|ESA Science & Technology||30-Jun-2005 16:29:35|
If you could leave the Earth and travel vertically through its atmosphere, you may expect eventually to reach empty space - a void of darkness where nothing exists. The space around the Earth, however, is far from empty. The solar wind, charged particles (electrons and ions) streaming away from the Sun, envelops our planet and its neighbours. It blows a magnetic bubble out into the region of interstellar space surrounding the Sun. This bubble is called the heliosphere ("Helios" is the ancient Greek word for "sun"). It defines the volume of space over which our Sun's influence predominates.
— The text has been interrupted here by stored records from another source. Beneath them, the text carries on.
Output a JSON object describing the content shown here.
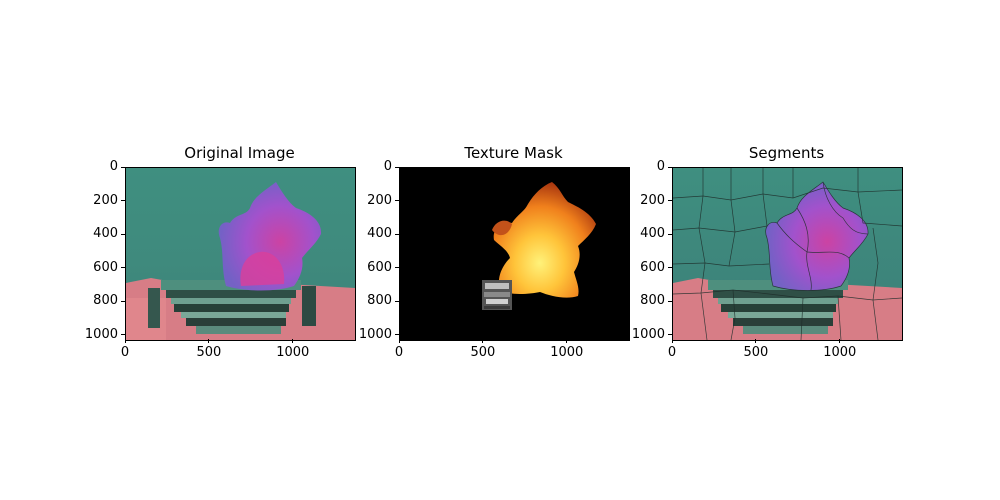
{
  "panels": [
    {
      "title": "Original Image",
      "x_ticks": [
        "0",
        "500",
        "1000"
      ],
      "y_ticks": [
        "0",
        "200",
        "400",
        "600",
        "800",
        "1000"
      ]
    },
    {
      "title": "Texture Mask",
      "x_ticks": [
        "0",
        "500",
        "1000"
      ],
      "y_ticks": [
        "0",
        "200",
        "400",
        "600",
        "800",
        "1000"
      ]
    },
    {
      "title": "Segments",
      "x_ticks": [
        "0",
        "500",
        "1000"
      ],
      "y_ticks": [
        "0",
        "200",
        "400",
        "600",
        "800",
        "1000"
      ]
    }
  ],
  "image_extent": {
    "width": 1365,
    "height": 1024
  },
  "colors": {
    "teal_background": "#3f8f80",
    "pink_foreground": "#d77d86",
    "magenta_plume": "#c93fb6",
    "violet_plume": "#8a52d8",
    "fire_orange": "#f08a1e",
    "fire_yellow": "#ffe24a",
    "mask_black": "#000000",
    "segment_lines": "#1e2d2a"
  }
}
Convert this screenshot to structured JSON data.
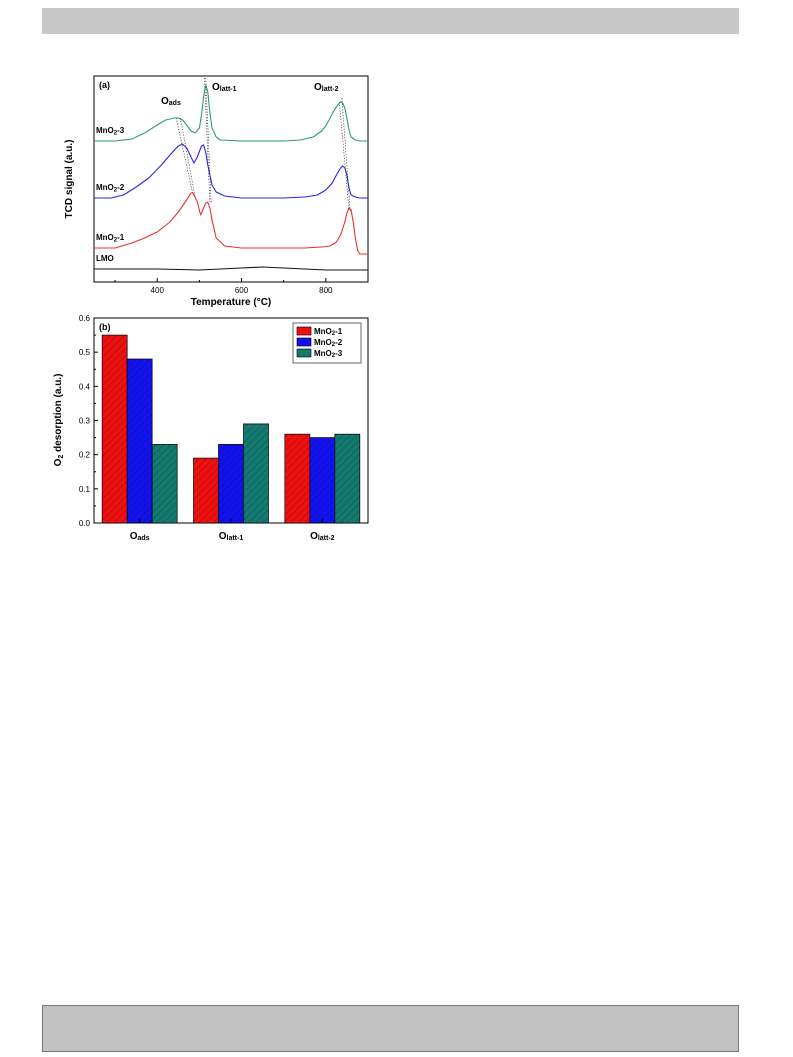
{
  "colors": {
    "mno2_1": "#e8322b",
    "mno2_2": "#2626e0",
    "mno2_3": "#2a9a85",
    "lmo": "#111111",
    "bar_mno2_1": "#ee1111",
    "bar_mno2_2": "#1212ee",
    "bar_mno2_3": "#147a70",
    "header_bar": "#c8c8c8",
    "footer_box": "#c2c2c2"
  },
  "chart_data": [
    {
      "type": "line",
      "panel_label": "(a)",
      "xlabel": "Temperature (°C)",
      "ylabel": "TCD signal (a.u.)",
      "xlim": [
        250,
        900
      ],
      "x_ticks": [
        "400",
        "600",
        "800"
      ],
      "peak_labels": {
        "ads": {
          "main": "O",
          "sub": "ads"
        },
        "latt1": {
          "main": "O",
          "sub": "latt-1"
        },
        "latt2": {
          "main": "O",
          "sub": "latt-2"
        }
      },
      "grid": false,
      "series": [
        {
          "key": "mno2_3",
          "label_main": "MnO",
          "label_sub": "2",
          "label_rest": "-3",
          "x": [
            250,
            300,
            340,
            370,
            400,
            420,
            440,
            450,
            460,
            470,
            480,
            490,
            500,
            505,
            510,
            515,
            520,
            525,
            530,
            540,
            550,
            600,
            650,
            700,
            740,
            770,
            790,
            800,
            810,
            820,
            830,
            835,
            840,
            845,
            850,
            855,
            860,
            870,
            880,
            900
          ],
          "y": [
            141,
            141,
            139,
            133,
            125,
            120,
            118,
            118,
            120,
            125,
            131,
            133,
            128,
            115,
            97,
            85,
            92,
            113,
            128,
            137,
            140,
            141,
            141,
            141,
            140,
            137,
            131,
            126,
            118,
            110,
            104,
            102,
            103,
            108,
            118,
            130,
            137,
            140,
            141,
            141
          ]
        },
        {
          "key": "mno2_2",
          "label_main": "MnO",
          "label_sub": "2",
          "label_rest": "-2",
          "x": [
            250,
            290,
            320,
            350,
            380,
            410,
            430,
            450,
            460,
            470,
            480,
            487,
            495,
            505,
            510,
            515,
            520,
            530,
            540,
            560,
            600,
            650,
            700,
            750,
            780,
            800,
            815,
            825,
            835,
            840,
            845,
            850,
            855,
            860,
            870,
            880,
            900
          ],
          "y": [
            198,
            198,
            195,
            187,
            178,
            165,
            155,
            146,
            144,
            148,
            157,
            163,
            157,
            146,
            145,
            152,
            165,
            185,
            192,
            196,
            198,
            198,
            198,
            197,
            195,
            190,
            183,
            175,
            168,
            166,
            168,
            175,
            188,
            195,
            197,
            198,
            198
          ]
        },
        {
          "key": "mno2_1",
          "label_main": "MnO",
          "label_sub": "2",
          "label_rest": "-1",
          "x": [
            250,
            300,
            340,
            370,
            400,
            430,
            450,
            470,
            480,
            485,
            495,
            503,
            508,
            515,
            520,
            525,
            530,
            540,
            560,
            600,
            650,
            700,
            750,
            790,
            810,
            825,
            835,
            845,
            850,
            855,
            860,
            865,
            870,
            875,
            880,
            890,
            900
          ],
          "y": [
            248,
            248,
            243,
            238,
            232,
            222,
            212,
            200,
            193,
            193,
            202,
            215,
            210,
            203,
            202,
            208,
            220,
            238,
            246,
            248,
            248,
            248,
            248,
            247,
            246,
            242,
            235,
            222,
            213,
            208,
            210,
            222,
            238,
            250,
            254,
            254,
            254
          ]
        },
        {
          "key": "lmo",
          "label_main": "LMO",
          "label_sub": "",
          "label_rest": "",
          "x": [
            250,
            400,
            500,
            550,
            600,
            650,
            700,
            750,
            800,
            900
          ],
          "y": [
            269,
            269,
            270,
            269,
            268,
            267,
            268,
            269,
            270,
            270
          ]
        }
      ],
      "guide_lines": [
        {
          "x1": 445,
          "y1": 118,
          "x2": 485,
          "y2": 195
        },
        {
          "x1": 455,
          "y1": 118,
          "x2": 490,
          "y2": 197
        },
        {
          "x1": 512,
          "y1": 78,
          "x2": 525,
          "y2": 202
        },
        {
          "x1": 515,
          "y1": 78,
          "x2": 528,
          "y2": 203
        },
        {
          "x1": 832,
          "y1": 102,
          "x2": 855,
          "y2": 210
        },
        {
          "x1": 838,
          "y1": 98,
          "x2": 858,
          "y2": 212
        }
      ]
    },
    {
      "type": "bar",
      "panel_label": "(b)",
      "ylabel": "O2 desorption (a.u.)",
      "ylabel_main": "O",
      "ylabel_sub": "2",
      "ylabel_rest": " desorption (a.u.)",
      "ylim": [
        0.0,
        0.6
      ],
      "y_ticks": [
        "0.0",
        "0.1",
        "0.2",
        "0.3",
        "0.4",
        "0.5",
        "0.6"
      ],
      "categories": [
        {
          "main": "O",
          "sub": "ads"
        },
        {
          "main": "O",
          "sub": "latt-1"
        },
        {
          "main": "O",
          "sub": "latt-2"
        }
      ],
      "legend_position": "top-right",
      "series": [
        {
          "key": "bar_mno2_1",
          "name": "MnO2-1",
          "name_main": "MnO",
          "name_sub": "2",
          "name_rest": "-1",
          "values": [
            0.55,
            0.19,
            0.26
          ]
        },
        {
          "key": "bar_mno2_2",
          "name": "MnO2-2",
          "name_main": "MnO",
          "name_sub": "2",
          "name_rest": "-2",
          "values": [
            0.48,
            0.23,
            0.25
          ]
        },
        {
          "key": "bar_mno2_3",
          "name": "MnO2-3",
          "name_main": "MnO",
          "name_sub": "2",
          "name_rest": "-3",
          "values": [
            0.23,
            0.29,
            0.26
          ]
        }
      ]
    }
  ]
}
That influence reaches way beyond what we normally think of as the solar system. The closest boundary of the heliosphere is thought to extend about 100 AU out from the Sun, that is 100 times the distance of the Earth from the Sun and at least twice as far out as the Kuiper belt, which contains the most distant objects in the solar system. NASA's two Voyager spacecraft are expected to reach this boundary before they finally grow too old to transmit signals in about 2020.
The heliosphere acts as a shield, protecting us from the bulk of cosmic rays, very energetic particles generated far away in the universe that would otherwise bombard the Earth continuously, causing damage to living cells. Without the heliosphere, life would certainly have evolved differently - and maybe not at all.
The Sun is not the only star to form a heliosphere. Stellar winds are thought to be common and there is firm evidence for "asterospheres" surrounding several of our closest stellar neighbours, including Sirius and Alpha Centauri.